Net direct investment could set a new high of $211bn in 2007, following $185bn in 2006, the IIF forecast. Asia, led by China, remains the largest regional source of direct investment, but the report highlighted, in particular, the rapid rise of direct investment into central and eastern Europe. Net commercial bank flows in 2006 exceeded $140bn for the second year in a row, the IIF reported, and it projected a lower 2007 volume of about $100bn.

Dr Josef Ackermann, chairman of IIF and Deutsche Bank, noted: “It is important to underscore that sustaining a healthy environment for the global economy and international finance requires still greater efforts by the leading G7 industrial countries and the major emerging market countries to coordinate policies to reduce global imbalances and to guard against protectionist pressures. Leaders need to make every effort to secure a successful outcome to the Doha Round of trade negotiations.”

IMF WORKING PAPER:

THE RISE OF FOREIGN INVESTMENT IN CHINA’S BANKS

Increasing foreign participation has been one of the key trends in the Chinese banking system in recent years. Since June 2004, foreign investors have bought more than $17bn worth of shares in Chinese banks.

The International Monetary Fund (IMF) working paper, written by Lamin Leigh and Richard Podpiera, takes stock of the involvement of foreign investors in the Chinese banking sector.

While in most other countries foreign investment has meant direct takeover or majority shareholding, foreign investment in China’s banks has taken the form of minority shareholding with very limited management involvement.

As of end-September 2006, foreign-funded banks accounted for 1.8% of total banking assets.

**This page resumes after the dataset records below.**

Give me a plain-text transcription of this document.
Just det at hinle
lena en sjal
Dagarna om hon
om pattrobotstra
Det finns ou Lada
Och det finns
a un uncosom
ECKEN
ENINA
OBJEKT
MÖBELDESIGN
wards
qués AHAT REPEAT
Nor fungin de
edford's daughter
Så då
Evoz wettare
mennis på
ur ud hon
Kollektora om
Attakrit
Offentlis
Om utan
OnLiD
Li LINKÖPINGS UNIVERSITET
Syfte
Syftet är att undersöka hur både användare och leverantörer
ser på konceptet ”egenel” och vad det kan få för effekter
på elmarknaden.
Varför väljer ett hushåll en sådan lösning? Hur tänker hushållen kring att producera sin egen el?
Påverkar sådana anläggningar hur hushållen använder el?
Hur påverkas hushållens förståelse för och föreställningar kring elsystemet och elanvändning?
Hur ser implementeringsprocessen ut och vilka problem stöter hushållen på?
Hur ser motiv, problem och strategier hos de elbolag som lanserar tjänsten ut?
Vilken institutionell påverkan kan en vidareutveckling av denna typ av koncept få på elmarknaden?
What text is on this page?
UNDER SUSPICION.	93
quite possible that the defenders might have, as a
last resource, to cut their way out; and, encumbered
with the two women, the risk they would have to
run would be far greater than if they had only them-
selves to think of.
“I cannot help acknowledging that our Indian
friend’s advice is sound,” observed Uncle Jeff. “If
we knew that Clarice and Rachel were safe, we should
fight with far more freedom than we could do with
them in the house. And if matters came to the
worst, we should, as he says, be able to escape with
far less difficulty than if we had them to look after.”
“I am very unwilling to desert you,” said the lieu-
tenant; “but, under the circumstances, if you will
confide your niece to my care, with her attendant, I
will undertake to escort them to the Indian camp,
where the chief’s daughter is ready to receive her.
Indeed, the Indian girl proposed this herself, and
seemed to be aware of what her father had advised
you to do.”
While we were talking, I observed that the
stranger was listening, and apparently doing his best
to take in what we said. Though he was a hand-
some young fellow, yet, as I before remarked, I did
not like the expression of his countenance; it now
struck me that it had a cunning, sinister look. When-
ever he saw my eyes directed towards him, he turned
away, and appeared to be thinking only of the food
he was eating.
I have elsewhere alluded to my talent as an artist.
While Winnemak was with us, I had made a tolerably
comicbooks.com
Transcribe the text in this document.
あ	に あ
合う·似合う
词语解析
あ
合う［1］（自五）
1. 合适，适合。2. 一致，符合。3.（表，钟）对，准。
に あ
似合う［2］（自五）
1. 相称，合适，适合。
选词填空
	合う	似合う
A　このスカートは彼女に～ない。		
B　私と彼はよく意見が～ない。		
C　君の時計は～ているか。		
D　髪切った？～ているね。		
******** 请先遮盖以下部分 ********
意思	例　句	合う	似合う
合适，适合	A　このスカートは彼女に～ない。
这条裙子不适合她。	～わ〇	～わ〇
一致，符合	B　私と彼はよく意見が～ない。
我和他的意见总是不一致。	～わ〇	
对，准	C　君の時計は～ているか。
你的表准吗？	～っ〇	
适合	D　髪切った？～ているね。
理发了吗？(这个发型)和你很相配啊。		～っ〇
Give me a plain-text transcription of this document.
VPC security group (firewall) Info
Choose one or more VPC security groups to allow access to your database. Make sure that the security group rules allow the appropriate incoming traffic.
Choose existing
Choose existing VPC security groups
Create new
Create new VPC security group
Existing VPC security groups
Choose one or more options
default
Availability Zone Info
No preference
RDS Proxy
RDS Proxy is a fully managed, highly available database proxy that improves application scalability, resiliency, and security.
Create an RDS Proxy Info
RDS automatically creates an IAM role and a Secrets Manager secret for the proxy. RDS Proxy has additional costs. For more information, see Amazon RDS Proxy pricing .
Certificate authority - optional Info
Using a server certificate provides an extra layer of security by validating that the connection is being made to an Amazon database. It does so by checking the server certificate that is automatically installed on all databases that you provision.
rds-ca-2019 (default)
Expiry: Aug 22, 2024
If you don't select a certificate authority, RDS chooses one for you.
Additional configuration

Therefore, how much influence foreign investment will have on the domestic banks’ core business – and, most importantly, risk management – is seen as debatable.

The paper, published in December 2006, concluded that China seemed well positioned to benefit from a further opening of the banking sector to foreign investors.

International experience suggests that greater competition from and participation of foreign banks can, in general, bring important benefits if appropriate incentives and sufficient opportunities are created. Some time would be needed before a more definite experience with the role of foreign banks in China could be identified, said the report.